Amy knew that from him this was praise indeed.

Winter crept towards spring on muddy, leaden feet. The wind was still biting, the sky grey and cold and last year's dead leaves blew about in forlorn drifts beneath trees that bore the first brave spears of palest green. But in the front gardens of the houses along Greenslade Terrace snowdrops clustered, purest white against the brown, and the crocuses made cushions of gay purple and yellow.

Spring should be a season of hope, Charlotte thought, but somehow this year was not and the lowering sky and bone-chilling cold seemed to reflect her mood of depression and anxiety.
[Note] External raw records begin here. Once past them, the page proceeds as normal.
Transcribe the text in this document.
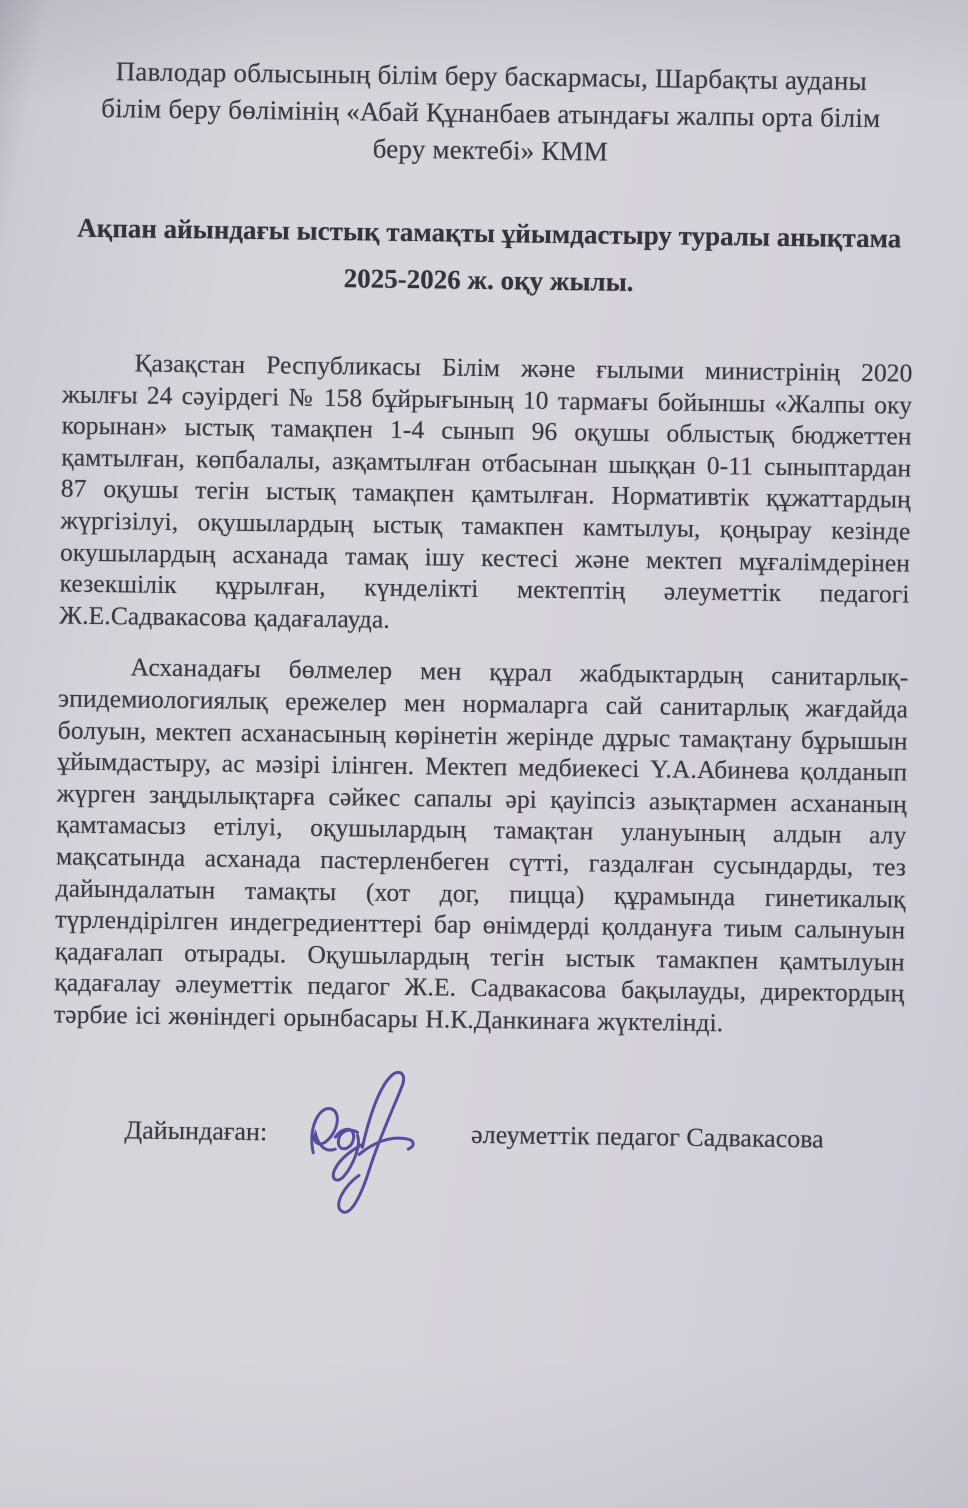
Павлодар облысының білім беру баскармасы, Шарбақты ауданы білім беру бөлімінің «Абай Құнанбаев атындағы жалпы орта білім беру мектебі» КММ
Ақпан айындағы ыстық тамақты ұйымдастыру туралы анықтама
2025-2026 ж. оқу жылы.

Қазақстан Республикасы Білім және ғылыми министрінің 2020 жылғы 24 сәуірдегі № 158 бұйрығының 10 тармағы бойыншы «Жалпы оку корынан» ыстық тамақпен 1-4 сынып 96 оқушы облыстық бюджеттен қамтылған, көпбалалы, азқамтылған отбасынан шыққан 0-11 сыныптардан 87 оқушы тегін ыстық тамақпен қамтылған. Нормативтік құжаттардың жүргізілуі, оқушылардың ыстық тамакпен камтылуы, қоңырау кезінде окушылардың асханада тамақ ішу кестесі және мектеп мұғалімдерінен кезекшілік құрылған, күнделікті мектептің әлеуметтік педагогі Ж.Е.Садвакасова қадағалауда.

Асханадағы бөлмелер мен құрал жабдыктардың санитарлық-эпидемиологиялық ережелер мен нормаларга сай санитарлық жағдайда болуын, мектеп асханасының көрінетін жерінде дұрыс тамақтану бұрышын ұйымдастыру, ас мәзірі ілінген. Мектеп медбиекесі Y.А.Абинева қолданып жүрген заңдылықтарға сәйкес сапалы әрі қауіпсіз азықтармен асхананың қамтамасыз етілуі, оқушылардың тамақтан улануының алдын алу мақсатында асханада пастерленбеген сүтті, газдалған сусындарды, тез дайындалатын тамақты (хот дог, пицца) құрамында гинетикалық түрлендірілген индегредиенттері бар өнімдерді қолдануға тиым салынуын қадағалап отырады. Оқушылардың тегін ыстык тамакпен қамтылуын қадағалау әлеуметтік педагог Ж.Е. Садвакасова бақылауды, директордың тәрбие ісі жөніндегі орынбасары Н.К.Данкинаға жүктелінді.

Дайындаған:	әлеуметтік педагог Садвакасова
I'm getting older, Charlotte told herself. I feel the cold more.

And because I'm uncomfortable, I look on the black side of things and worry more.

But that was not the whole story and she knew it. The worries were real enough – and there were too many of them to brush aside lightly.

With the exception of Jack, each one of her children was causing her moments of anxiety at least, and some of the problems were enough to constitute a nagging ache in her heart.

Naturally, of course, she was concerned about Amy. Charlotte had never agreed with what she was doing, either with the business or about the boy Huw – ‘she's made a rod for her own back there' she said to James more than once.

‘She had to do what she thought was right,' James replied, ‘and she'll make a fine lad of him yet. She's a winner, our Amy.'

But it was more than he could say when Charlotte's worrying turned to Harry. Placid as he was, even James had his reservations about the wisdom of what Harry was doing. Studying already for his Deputy's Certificate and him still dragging putts of coal – ‘It don't seem natural,' his father said. ‘It's all very well wanting to get on, but why can't he do it quiet-like, the same as our Jim's a-doin'of?'

Charlotte said nothing to that. In her opinion ‘getting on quiet-like' would take Jim precisely nowhere. She was pleased and proud of Harry's ambition and what worried her more was his involvement with the Labour Party. She had never trusted politics or politicians … with the exception, of course, of Mr Lloyd George whom she idolised – and she was unable to escape from the nagging certainty that somehow, sometime, the Labour Pary would use Harry and then cast him aside, or even get him involved in something crooked or deceitful and leave him to carry home the can. No, Charlotte didn't like it, nor did she like the way he seemed able to think of nothing else. All very well to be ambitious at rising seventeen, but Harry was obsessed and no good would come of it, she thought gloomily.

The progression of thought led her on to Jim, whom James had held up as an example of the way Harry ought to be shaping his life.

Heaven forbid! thought Charlotte. She knew he and Sarah lived in fear of his losing his job at the pit – with all the unemployment, he would never get another – and recently Charlotte had noticed he was developing a cough. Surely he was too young yet to be succumbing to the lung disease? It was just a winter cough, for sure. But it niggled away at the back of her mind anyway, a harbinger of winters yet to come.